Sur les six premiers mois de l'année, le bénéfice net a progressé de 13,7% à 3,3 milliards d’euros. Le chiffre d’affaires en revanche a reculé de 3,6% à 36,7 milliards d’euros.

Le groupe a bénéficié de sa dynamique opérationnelle lors de ces six mois et estime que son plan de performance en cours a contribué pour 304 millions d’euros à l'amélioration des résultats.

Il a également été porté par l’activité gaz soutenue par des conditions de marché favorables.

Côté perspectives, Engie a revu à la hausse son objectif de résultat net récurrent pour 2026 à un niveau compris entre 4,9 et 5,5 milliards d’euros (contre une fourchette de 4,6 à 5,2 milliards d’euros annoncée précédemment).
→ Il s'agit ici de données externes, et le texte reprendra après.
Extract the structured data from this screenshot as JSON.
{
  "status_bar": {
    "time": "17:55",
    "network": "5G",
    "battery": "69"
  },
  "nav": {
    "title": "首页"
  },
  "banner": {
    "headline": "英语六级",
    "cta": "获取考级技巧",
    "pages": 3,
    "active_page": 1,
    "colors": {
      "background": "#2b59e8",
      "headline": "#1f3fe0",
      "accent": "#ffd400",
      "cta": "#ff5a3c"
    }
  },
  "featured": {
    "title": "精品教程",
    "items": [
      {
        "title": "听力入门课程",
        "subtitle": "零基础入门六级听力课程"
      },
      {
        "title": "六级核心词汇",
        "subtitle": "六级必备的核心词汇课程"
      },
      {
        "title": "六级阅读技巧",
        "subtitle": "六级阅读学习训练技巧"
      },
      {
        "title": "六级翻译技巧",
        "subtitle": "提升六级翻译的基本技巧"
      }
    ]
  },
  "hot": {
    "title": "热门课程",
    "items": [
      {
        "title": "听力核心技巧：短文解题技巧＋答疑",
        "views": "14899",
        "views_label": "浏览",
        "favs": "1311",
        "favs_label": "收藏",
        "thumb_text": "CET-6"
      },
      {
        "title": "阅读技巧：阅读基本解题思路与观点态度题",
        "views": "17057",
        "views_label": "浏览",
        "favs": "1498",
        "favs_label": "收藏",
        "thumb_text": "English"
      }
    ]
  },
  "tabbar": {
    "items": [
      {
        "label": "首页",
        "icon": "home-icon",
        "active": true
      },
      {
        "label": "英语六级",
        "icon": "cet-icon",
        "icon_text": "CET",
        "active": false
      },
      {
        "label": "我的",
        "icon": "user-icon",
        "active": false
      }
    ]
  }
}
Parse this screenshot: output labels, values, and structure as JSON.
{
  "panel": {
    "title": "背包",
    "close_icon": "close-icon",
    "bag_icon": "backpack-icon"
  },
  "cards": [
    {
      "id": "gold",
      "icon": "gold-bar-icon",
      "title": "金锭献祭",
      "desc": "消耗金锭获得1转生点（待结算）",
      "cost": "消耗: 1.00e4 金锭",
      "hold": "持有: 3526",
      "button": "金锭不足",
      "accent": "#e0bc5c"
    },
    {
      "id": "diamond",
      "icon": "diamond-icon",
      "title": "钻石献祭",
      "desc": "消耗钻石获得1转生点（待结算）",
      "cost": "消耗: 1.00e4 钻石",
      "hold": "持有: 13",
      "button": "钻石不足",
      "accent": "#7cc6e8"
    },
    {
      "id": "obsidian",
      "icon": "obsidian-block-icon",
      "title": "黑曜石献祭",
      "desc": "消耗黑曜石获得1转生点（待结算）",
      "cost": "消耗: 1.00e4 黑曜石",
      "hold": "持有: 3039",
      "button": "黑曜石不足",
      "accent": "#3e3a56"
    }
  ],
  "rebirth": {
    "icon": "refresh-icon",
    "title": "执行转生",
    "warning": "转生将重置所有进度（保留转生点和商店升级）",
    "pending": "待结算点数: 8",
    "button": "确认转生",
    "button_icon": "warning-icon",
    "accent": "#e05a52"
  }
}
Au premier semestre, cet indicateur qui exclut les activités exceptionnelles, s'est établi à 3 milliards d'euros.

L’Ebit (résultat opérationnel ajusté) hors nucléaire est quant à lui attendu dans une fourchette indicative de 9,2 à 10,2 milliards d’euros (contre 8,7 à 9,7 milliards d’euros auparavant).

"Nos activités de génération et nos infrastructures gazières jouent un rôle déterminant dans la sécurité du système et la maîtrise de son coût", a souligné Catherine MacGregor.

"C'est bien la cohérence stratégique associée à la solidité de nos modèles intégrés et à notre capacité d'exécution qui nous permet d'aborder la suite de l'année avec confiance et de relever notre +guidance+", a-t-elle conclu.